One of my favorite publishers died a few weeks ago. And the magazine he created in 1992 and managed to keep going ever since is now close to folding. Would that be for the best?

I speak of John Mella, founder and editor of Light: A Quarterly of Light Verse. Mella’s quarterly gave light verse a place to stay after it had been run out of all the joints where it once held court—tony establishments like the New Yorker and ma-and-pa hangouts like the Saturday Evening Post. Mella knew why it happened. “I blame a whole generation or two of academics and the grist they produced—the cheerless, obscure, and finally forgettable muck that serves no other purpose except to oil the engines of their pointless professions,” he once told me.

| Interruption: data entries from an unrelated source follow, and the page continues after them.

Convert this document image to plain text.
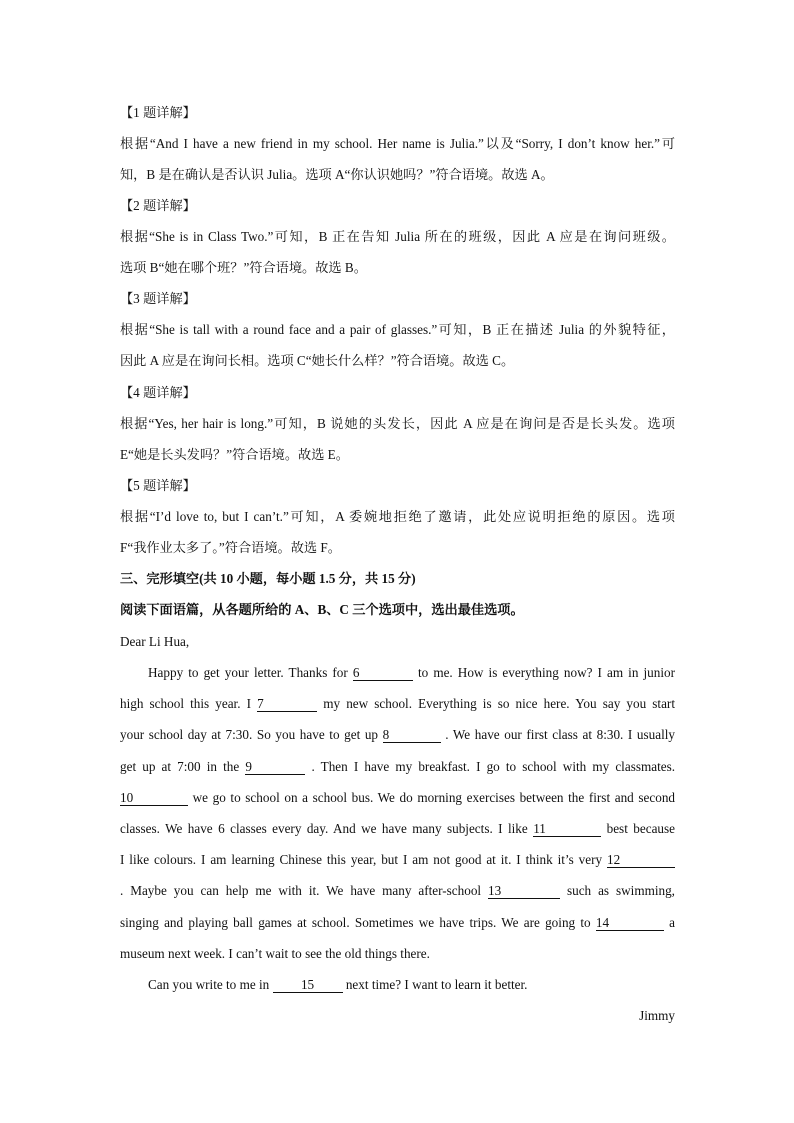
【1 题详解】
根据“And I have a new friend in my school. Her name is Julia.”以及“Sorry, I don’t know her.”可
知，B 是在确认是否认识 Julia。选项 A“你认识她吗？”符合语境。故选 A。
【2 题详解】
根据“She is in Class Two.”可知，B 正在告知 Julia 所在的班级，因此 A 应是在询问班级。
选项 B“她在哪个班？”符合语境。故选 B。
【3 题详解】
根据“She is tall with a round face and a pair of glasses.”可知，B 正在描述 Julia 的外貌特征，
因此 A 应是在询问长相。选项 C“她长什么样？”符合语境。故选 C。
【4 题详解】
根据“Yes, her hair is long.”可知，B 说她的头发长，因此 A 应是在询问是否是长头发。选项
E“她是长头发吗？”符合语境。故选 E。
【5 题详解】
根据“I’d love to, but I can’t.”可知，A 委婉地拒绝了邀请，此处应说明拒绝的原因。选项
F“我作业太多了。”符合语境。故选 F。
三、完形填空(共 10 小题，每小题 1.5 分，共 15 分)
阅读下面语篇，从各题所给的 A、B、C 三个选项中，选出最佳选项。
Dear Li Hua,
Happy to get your letter. Thanks for 6	to me. How is everything now? I am in junior
high school this year. I 7	my new school. Everything is so nice here. You say you start
your school day at 7:30. So you have to get up 8	. We have our first class at 8:30. I usually
get up at 7:00 in the 9	. Then I have my breakfast. I go to school with my classmates.
10	we go to school on a school bus. We do morning exercises between the first and second
classes. We have 6 classes every day. And we have many subjects. I like 11	best because
I like colours. I am learning Chinese this year, but I am not good at it. I think it’s very 12
. Maybe you can help me with it. We have many after-school 13	such as swimming,
singing and playing ball games at school. Sometimes we have trips. We are going to 14	a
museum next week. I can’t wait to see the old things there.
Can you write to me in 15 next time? I want to learn it better.
Jimmy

Supported by Mella’s pension from his three decades with the Chicago Post Office, Light enjoyed a national circulation in the high three figures and the devotion of its contributors and subscribers. Its website asserted that it “discards what is obscure and dreary, and restores lightness, understandability, and pleasure to the reading of poems”—a worthy mission if ever there was one. But although light verse survived in Light, it didn’t regenerate itself there. The populist insurrection that pried the fingers of the academics off the throat of poetry emerged from a much rougher neighborhood. “Poetry slams simulate Light Verse in their utter rejection of academic obscurantism,” Mella allowed eight years ago in an e-mail. “The difference comes in the way each worships the Goddess Claritas. Light Verse does it through polished lenses, and through a kind of delicate approach that would be destroyed by the smoke, cymbals, war dances, of slams.”